I'm just going to pay the nickel. That's what I realized, staring at a 7-Eleven sign on New Year's Eve warning of the coming enforcement of City Council member Dwaine Caraway's baby, the city's carryout bag ordinance. I'm going to pay the nickel, because remembering reusable bags is hard and I often, weirdly enough, reuse the bags the ordinance classifies as single-use -- whether it's to bring my lunch to work or pick up after my parents' dog when I dog-sit. On my biggest shopping trip, the bags will cost me maybe 60 cents. Whatever.
That attitude is why Caraway's ban isn't going to do what it was intended to do. Sure, it may result in fewer American Beauty moments for Dallasites and some of us will surely buy some reusables that we'll never use, but it fails to take simple steps that would've gone far further toward eradicating the blight of skittering plastic grocery bags that so disturbs Caraway.
Basically, Dallas should have just copied Austin's ordinance, verbatim, instead of taking a half-measure that's just going to end up in a buncha nickels being chopped up between retailers and the city.

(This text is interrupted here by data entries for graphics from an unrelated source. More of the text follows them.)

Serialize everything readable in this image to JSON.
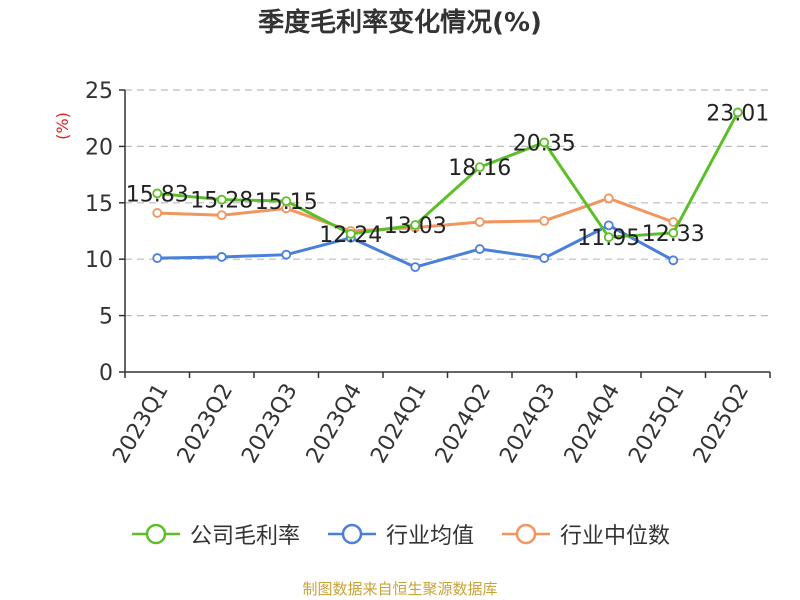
{
  "chart_data": {
    "type": "line",
    "title": "季度毛利率变化情况(%)",
    "ylabel": "(%)",
    "ylim": [
      0,
      25
    ],
    "yticks": [
      "0",
      "5",
      "10",
      "15",
      "20",
      "25"
    ],
    "categories": [
      "2023Q1",
      "2023Q2",
      "2023Q3",
      "2023Q4",
      "2024Q1",
      "2024Q2",
      "2024Q3",
      "2024Q4",
      "2025Q1",
      "2025Q2"
    ],
    "series": [
      {
        "name": "公司毛利率",
        "color": "#5cbf28",
        "values": [
          15.83,
          15.28,
          15.15,
          12.24,
          13.03,
          18.16,
          20.35,
          11.95,
          12.33,
          23.01
        ],
        "labels": [
          "15.83",
          "15.28",
          "15.15",
          "12.24",
          "13.03",
          "18.16",
          "20.35",
          "11.95",
          "12.33",
          "23.01"
        ]
      },
      {
        "name": "行业均值",
        "color": "#4a7fdb",
        "values": [
          10.1,
          10.2,
          10.4,
          11.9,
          9.3,
          10.9,
          10.1,
          13.0,
          9.9,
          null
        ]
      },
      {
        "name": "行业中位数",
        "color": "#f2955e",
        "values": [
          14.1,
          13.9,
          14.5,
          12.5,
          12.8,
          13.3,
          13.4,
          15.4,
          13.3,
          null
        ]
      }
    ],
    "grid": true,
    "legend_position": "bottom"
  },
  "source": "制图数据来自恒生聚源数据库"
}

Under Austin's ordinance, stores simply can't provide one-time use bags. Any plastic bags provided must be four millimeters thick and paper bags must have handles and meet a recycled content threshold. Both of these provisions are part of the Dallas ordinance too, but you can still get the bags Caraway was bound and determined to get rid of -- the thin plastic ones -- for a nominal fee.
Making matters worse is the city's inability, or simple refusal, to explain its own ordinance. As The Dallas Morning News reported Thursday some retailers still don't understand how the "ban" applies to them. Central Market representatives told the paper that its bags met the reusable standard as far as they knew, despite one of those standards being that a bag must be able to carry 16 pounds of material at least 100 times. While Central Market's bags are sturdier than, say, Tom Thumb's, it seems unlike they could meet that requirement.
As it stands, the ordinance that began enforcement Thursday is a typical Dallas mess. Poorly thought out, rife with unintended consequence and, at its core, obnoxious.